Film Pengkhianatan G30S/PKI, Film Sejarah Versi Orba

Senin, 18 September 2017 - Yudi Anugrah Nugroho

FILM Pengkhianatan G30S/PKI garapan sutradara Arifin C Noer kembali menjadi buah bibir lantaran Tentara Nasional Indonesia Angkatan Darat (TNI AD) menginstruksikan melalui pesan singkat kepada seluruh prajuritnya untuk menggelar film tersebut.

Kepala Pusat Penerangan TNI, Brigadir Jendral Wuryanto membenarkan informasi tersebut dan menilai pemutaran film Pengkhianatan G30S/PKI sangat baik untuk generasi muda belajar memahami sejarah sebab dibuat berdasarkan fakta sejarah dan melibatkan berbagai pihak, dari mulai ahli hingga pelaku sejarah.

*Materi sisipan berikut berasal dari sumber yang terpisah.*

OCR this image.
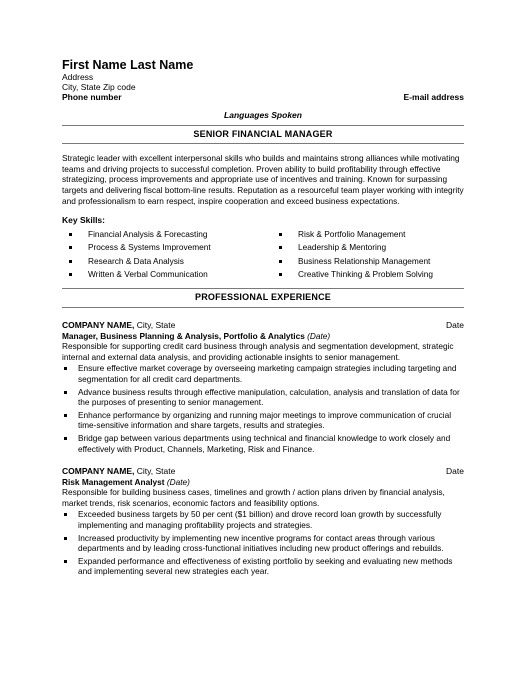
First Name Last Name
Address
City, State Zip code
Phone number	E-mail address
Languages Spoken
SENIOR FINANCIAL MANAGER
Strategic leader with excellent interpersonal skills who builds and maintains strong alliances while motivating teams and driving projects to successful completion. Proven ability to build profitability through effective strategizing, process improvements and appropriate use of incentives and training. Known for surpassing targets and delivering fiscal bottom-line results. Reputation as a resourceful team player working with integrity and professionalism to earn respect, inspire cooperation and exceed business expectations.
Key Skills:
Financial Analysis & Forecasting	Risk & Portfolio Management
Process & Systems Improvement	Leadership & Mentoring
Research & Data Analysis	Business Relationship Management
Written & Verbal Communication	Creative Thinking & Problem Solving
PROFESSIONAL EXPERIENCE
COMPANY NAME, City, State	Date
Manager, Business Planning & Analysis, Portfolio & Analytics (Date)
Responsible for supporting credit card business through analysis and segmentation development, strategic internal and external data analysis, and providing actionable insights to senior management.
Ensure effective market coverage by overseeing marketing campaign strategies including targeting and segmentation for all credit card departments.
Advance business results through effective manipulation, calculation, analysis and translation of data for the purposes of presenting to senior management.
Enhance performance by organizing and running major meetings to improve communication of crucial time-sensitive information and share targets, results and strategies.
Bridge gap between various departments using technical and financial knowledge to work closely and effectively with Product, Channels, Marketing, Risk and Finance.
COMPANY NAME, City, State	Date
Risk Management Analyst (Date)
Responsible for building business cases, timelines and growth / action plans driven by financial analysis, market trends, risk scenarios, economic factors and feasibility options.
Exceeded business targets by 50 per cent ($1 billion) and drove record loan growth by successfully implementing and managing profitability projects and strategies.
Increased productivity by implementing new incentive programs for contact areas through various departments and by leading cross-functional initiatives including new product offerings and rebuilds.
Expanded performance and effectiveness of existing portfolio by seeking and evaluating new methods and implementing several new strategies each year.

Pemutaran film tersebut sesungguhnya sudah tidak lagi wajib diputar di televisi sejak September 1998. Menteri Penerangan saat itu, Yunus Yosfiah, berujar bahwa pemutaran film bernuansa pengkultusan tokoh, seperti film Pengkhianatan G30S/PKI, Janur Kuning, Serangan Fajar sudah tidak sesuai lagi dengan dinamika reformasi.

“Karena itu, tanggal 30 September mendatang TVRI dan TV swasta tidak akan menayangkan lagi film Pengkhianatan G30S/PKI,” ujar Yunus seperti dikutip harian Kompas 24 September 1998.

Selain tidak sesuai dengan semangat reformasi, pemutaran film Pengkhianatan G30S/PKI juga dinilai tidak sesuai dengan fakta sejarah seputar peristiwa 65.

Sebelum reformasi, film Pengkhianatan G30S/PKI menjadi tontonan wajid jelang malam 30 September, dan bagi siswa sekolah akan mendapat tugas mengulas jalan film dengan adegan awal berisi kekejaman aksi-aksi anggota Partai Komunis Indonesia (PKI). Ilustrasi musik nan muram garapan Embi C Noer pun, semakin menambah kesan seram.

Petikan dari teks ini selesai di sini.